Almodovar’s ‘I’m So Excited’ is a satiric high-flying comedy
The first-class passengers and crew on a bumpy airline flight in "I’m So Excited!" spend plenty of time knocking back "Valencia cocktails," an inhibition-dissolving concoction of vodka and mescaline. Pedro Almodovar’s fizzy farce feels as if it were created under the influence as well. It’s giddy, goofy and outlandish, a sendup of soap-opera conventions that ends in literal billows of foam.
It’s also a work of social satire about Spain’s political and financial turmoil. The flight is divided between the slumbering masses in economy class (drugged by the flight attendants) and the A-listers in business class, including a crooked banker, a flamboyant madam for the aristocracy and a boneheaded matinee idol.
‘I’M SO EXCITED’ Rated: R Opens today at Kahala 8 |
A technical failure forces the plane to fly in circles, unable to land. With tongues loosened by impending calamity (and plenty of those Valencia cocktails), the elite confess their indiscretions and try to make peace with those they’ve wronged via the plane’s satellite phone. Belts also loosen, and zippers, and morals, as passengers join the Mile High Club in gymnastic clusters.
Sexual identity is, of course, Almodovar’s recurring theme, and the springboard for his best jokes. Unbeknownst to his wife, the pilot is having a torrid affair with the chief steward.

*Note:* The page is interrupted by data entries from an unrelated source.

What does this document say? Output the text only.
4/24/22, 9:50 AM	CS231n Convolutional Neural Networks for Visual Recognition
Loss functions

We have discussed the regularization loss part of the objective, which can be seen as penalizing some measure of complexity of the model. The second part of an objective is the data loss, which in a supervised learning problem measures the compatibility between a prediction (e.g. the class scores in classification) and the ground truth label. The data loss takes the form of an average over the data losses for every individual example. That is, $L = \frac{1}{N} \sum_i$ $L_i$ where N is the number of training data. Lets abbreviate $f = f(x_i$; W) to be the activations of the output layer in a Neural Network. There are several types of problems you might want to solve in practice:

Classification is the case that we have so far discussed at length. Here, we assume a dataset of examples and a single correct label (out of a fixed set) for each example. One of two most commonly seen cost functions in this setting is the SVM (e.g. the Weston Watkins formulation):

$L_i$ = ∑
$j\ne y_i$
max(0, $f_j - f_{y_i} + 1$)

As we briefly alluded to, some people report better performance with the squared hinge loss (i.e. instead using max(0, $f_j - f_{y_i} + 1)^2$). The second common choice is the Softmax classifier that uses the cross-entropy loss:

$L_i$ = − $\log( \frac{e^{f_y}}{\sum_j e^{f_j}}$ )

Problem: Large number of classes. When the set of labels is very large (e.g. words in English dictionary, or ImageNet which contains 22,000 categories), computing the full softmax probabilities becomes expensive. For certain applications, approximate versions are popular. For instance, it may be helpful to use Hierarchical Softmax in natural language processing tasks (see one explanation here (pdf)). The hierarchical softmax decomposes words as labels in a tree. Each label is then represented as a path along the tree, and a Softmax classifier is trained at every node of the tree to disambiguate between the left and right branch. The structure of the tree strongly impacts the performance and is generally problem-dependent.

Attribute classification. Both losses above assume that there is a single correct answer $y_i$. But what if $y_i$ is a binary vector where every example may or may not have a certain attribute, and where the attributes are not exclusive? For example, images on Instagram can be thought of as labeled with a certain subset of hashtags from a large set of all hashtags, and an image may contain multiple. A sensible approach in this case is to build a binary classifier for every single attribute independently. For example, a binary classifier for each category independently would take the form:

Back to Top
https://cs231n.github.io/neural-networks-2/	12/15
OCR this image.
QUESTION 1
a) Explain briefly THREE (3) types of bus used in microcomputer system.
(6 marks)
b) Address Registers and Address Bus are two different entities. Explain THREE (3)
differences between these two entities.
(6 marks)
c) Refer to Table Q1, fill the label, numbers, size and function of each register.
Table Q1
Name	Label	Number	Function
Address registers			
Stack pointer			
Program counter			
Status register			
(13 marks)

In a sort of conversational dance of the seven veils, the emphatically straight co-pilot gradually reveals an experimental side. The gossipy madam dishes the kinky proclivities of her upper-class clientele.
The film makes inventive use of Spain’s "ghost airports," unused bridge-to-nowhere facilities constructed through cronyism among financiers, contractors and government agencies. Its plunging ship of fools is unmistakably a cartoon of Spain’s own economic crash-landing.
But there’s no mistaking this screwball romp for a civics lesson. With three campy male flight attendants operating as a Greek chorus (and a Pointer Sisters tribute trio lip-syncing the title song in a midflight musical interlude), the tone is occasionally melodramatic, but never serious. It never achieves the sky-high lunacy of Leslie Nielsen in "Airplane!" but it’s a diverting trip to nowhere.